В 2010 г. вышел первый том «Рязанской Книги памяти Великой войны 1914–1918 гг.»[22] и «Указатели»[23] к нему. Это было первое подобное издание в нашей стране. Через два года были опубликованы второй том[24], а также «Дополнения к I тому»[25] и «Указатели»[26]. Составители проделали гигантскую работу по выявлению и систематизации выявленного разнохарактерного материала. Общий объем этих публикаций составляет 3850 страниц (!) и включает в себя сведения по десяткам тысячам участникам Первой мировой войны.
В 2014 г. рабочая группа под руководством А. И. Григорова осуществляет еще несколько подобных изданий.

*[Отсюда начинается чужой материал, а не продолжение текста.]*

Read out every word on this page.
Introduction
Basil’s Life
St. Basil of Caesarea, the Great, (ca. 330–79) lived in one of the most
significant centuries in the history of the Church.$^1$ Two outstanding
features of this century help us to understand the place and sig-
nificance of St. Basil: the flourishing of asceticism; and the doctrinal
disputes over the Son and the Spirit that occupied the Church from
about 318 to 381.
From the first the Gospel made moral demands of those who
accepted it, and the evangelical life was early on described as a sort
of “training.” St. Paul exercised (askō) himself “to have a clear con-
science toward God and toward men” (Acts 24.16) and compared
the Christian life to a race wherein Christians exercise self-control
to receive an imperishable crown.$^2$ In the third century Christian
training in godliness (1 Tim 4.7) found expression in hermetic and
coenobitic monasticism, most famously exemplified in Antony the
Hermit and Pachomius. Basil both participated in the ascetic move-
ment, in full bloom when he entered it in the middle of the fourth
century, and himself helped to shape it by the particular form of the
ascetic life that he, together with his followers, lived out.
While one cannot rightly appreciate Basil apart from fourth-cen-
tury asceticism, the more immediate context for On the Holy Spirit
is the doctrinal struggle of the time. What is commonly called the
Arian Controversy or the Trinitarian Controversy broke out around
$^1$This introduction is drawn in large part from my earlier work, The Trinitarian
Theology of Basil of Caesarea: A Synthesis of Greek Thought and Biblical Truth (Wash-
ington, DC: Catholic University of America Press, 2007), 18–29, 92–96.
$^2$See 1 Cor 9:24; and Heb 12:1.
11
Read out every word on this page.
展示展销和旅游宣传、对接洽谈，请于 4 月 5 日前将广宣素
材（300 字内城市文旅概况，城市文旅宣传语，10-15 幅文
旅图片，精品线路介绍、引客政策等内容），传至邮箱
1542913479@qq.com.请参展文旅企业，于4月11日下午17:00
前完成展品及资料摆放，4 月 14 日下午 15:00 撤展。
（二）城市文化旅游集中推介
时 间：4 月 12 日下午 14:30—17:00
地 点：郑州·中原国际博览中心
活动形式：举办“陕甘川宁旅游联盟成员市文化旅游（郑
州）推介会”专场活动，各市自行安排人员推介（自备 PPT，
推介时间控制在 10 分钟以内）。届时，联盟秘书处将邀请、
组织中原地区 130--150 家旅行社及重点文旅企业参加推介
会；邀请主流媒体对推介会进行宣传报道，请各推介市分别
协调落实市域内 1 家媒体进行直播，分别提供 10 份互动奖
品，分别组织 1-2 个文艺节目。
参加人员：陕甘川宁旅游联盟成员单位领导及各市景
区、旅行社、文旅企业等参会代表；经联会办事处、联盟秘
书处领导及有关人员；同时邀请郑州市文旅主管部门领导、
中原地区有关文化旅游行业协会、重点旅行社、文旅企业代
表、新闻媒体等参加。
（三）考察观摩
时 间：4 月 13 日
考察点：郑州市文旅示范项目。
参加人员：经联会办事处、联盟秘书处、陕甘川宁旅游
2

В свет выходит первый том «Воронежской Книги памяти Великой войны 1914–1918 гг.»[27], «Приложения» к нему[28] и «Указатели»[29], общим объемом 2728 (!) страниц; «Крымская книга памяти Великой войны 1914–1918 годов» том первый и «Приложения»[30]; «Книга памяти «Черноморский флот в Великой войне 1914–1918 годов»»[31]; «Костромское ополчение в Великой войне 1914–1918 годов»[32]. К сожалению, все издания вышли сверхминимальными тиражами и, в силу этого, малодоступны исследователям. К 100-летию начала Первой мировой войны была опубликована «Книга памяти нижегородцев – нижних чинов российской армии и флота, убитых, умерших, пропавших без вести в годы Первой мировой войны»[33].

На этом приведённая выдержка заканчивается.